Gesetzliche Rente
Gesetzliche RenteQuelle: Uwe Schlick / PIXELIO (www.pixelio.de)
Politik & Regulierung

Sozialverband: Statt private Vorsorge lieber die gesetzliche Rente stärken

Von Manfred BrüssTagesaktuelle Informationen und Neuigkeiten aus der Versicherungsbranche. Alle Nachrichten des Tagesreports auch als Newsletter abonnierbar.
Der Sozialverband Deutscher Paritätischer Wohlfahrtsverband Gesamtverband hat gestern vor der Presse in Berlin seinen Armutsbericht 2018 vorgelegt. Danach müssten mindestens 13,7 Millionen Menschen in Deutschland zu den Armen gezählt werden. Eine Lösung wird in der Rückkehr zu einem Niveau in der gesetzlichen Rente von 53 Prozent gesehen. Dies sei auch finanzierbar, wenn man die vier Prozent für die private Altersvorsorge umleiten würde.
"Es ist Zeit, dass populäre, aber falsche Bilder über Armut in Deutschland korrigiert werden“, sagte der Hauptgeschäftsführer des Paritätischen Gesamtverbands Ulrich Schneider. Der Bericht zeige auf, dass eine Neujustierung des armutspolitischen Instrumentariums dringend nötig sei. Während viele Sozialwissenschaftler Menschen, die weniger als 60 Prozent der mittleren Einkommens (Median-Einkommen) zur Verfügung haben, als armutsgefährdet einstufen, steht für Schneider außer Frage, dass sie zu den Armen im Land zählen. Um wirksam gegen die wachsende Armut vorgehen zu können, hat der Verband ein sieben Punkte umfassendes Maßnahmenpaket vorgeschlagen.
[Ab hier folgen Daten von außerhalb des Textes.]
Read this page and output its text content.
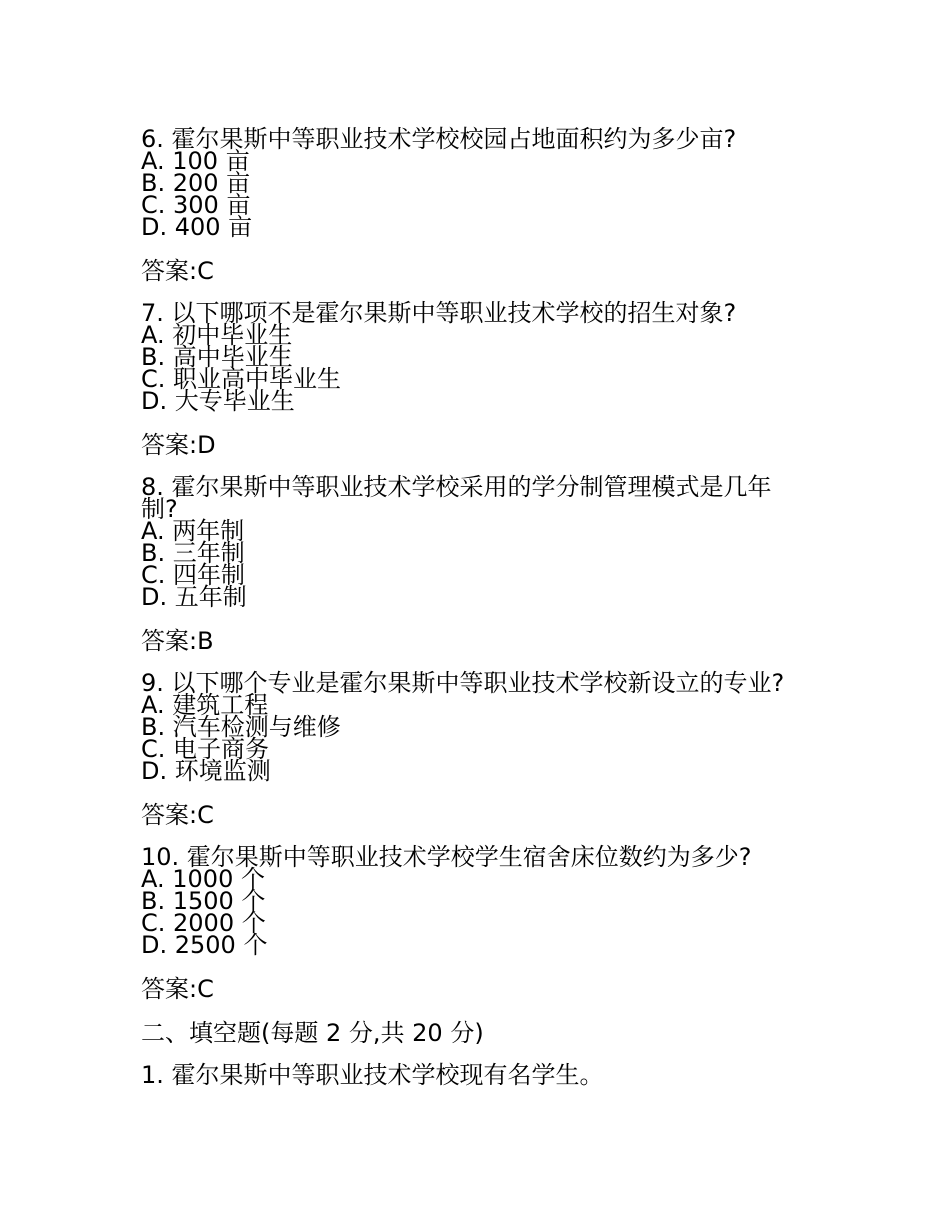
6. 霍尔果斯中等职业技术学校校园占地面积约为多少亩?
A. 100 亩
B. 200 亩
C. 300 亩
D. 400 亩
答案:C
7. 以下哪项不是霍尔果斯中等职业技术学校的招生对象?
A. 初中毕业生
B. 高中毕业生
C. 职业高中毕业生
D. 大专毕业生
答案:D
8. 霍尔果斯中等职业技术学校采用的学分制管理模式是几年制?
A. 两年制
B. 三年制
C. 四年制
D. 五年制
答案:B
9. 以下哪个专业是霍尔果斯中等职业技术学校新设立的专业?
A. 建筑工程
B. 汽车检测与维修
C. 电子商务
D. 环境监测
答案:C
10. 霍尔果斯中等职业技术学校学生宿舍床位数约为多少?
A. 1000 个
B. 1500 个
C. 2000 个
D. 2500 个
答案:C
二、填空题(每题 2 分,共 20 分)
1. 霍尔果斯中等职业技术学校现有名学生。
Rückkehr zum Rentenniveau von 53 Prozent rechnet sich – oder nicht?

Kernforderung ist die Rückkehr zu einem Rentenniveau von 53 Prozent. Derzeit liegt das Rentenniveau leicht über 48 Prozent und soll nach dem Willen der Bundesregierung bis zum Jahr 2025 bei mindestens 48 Prozent gehalten werden. "Ein Rentenniveau von 53 Prozent ist für Einzelne auch künftig finanzierbar und günstiger als in der privaten Rentenversicherung", heißt es in dem Armutsbericht. Dabei wird auf Berechnungen des Bundesministeriums für Arbeit und Soziales (BMAS) verwiesen, nach denen die Beiträge im Jahr 2045 bei 23,6 Prozent liegen müssten, um ein Rentenniveau von nur noch 41,7 Prozent finanzieren zu können. Auf die Versicherten würden dann 11,8 Prozent entfallen. Zuzüglich auf einer "dann faktisch zwingenden privaten Vorsorge" von weiteren vier Prozent wären es 15,8 Prozent. "Bei einem Rentenniveau von 53 Prozent wäre der Gesamtbetrag bei 29,4 Prozent, der für die Versicherten entsprechend bei 14,7 Prozent.“ Versicherte wären damit günstiger abgesichert. "Sie könnten sich die private Zusatzversorgung sparen."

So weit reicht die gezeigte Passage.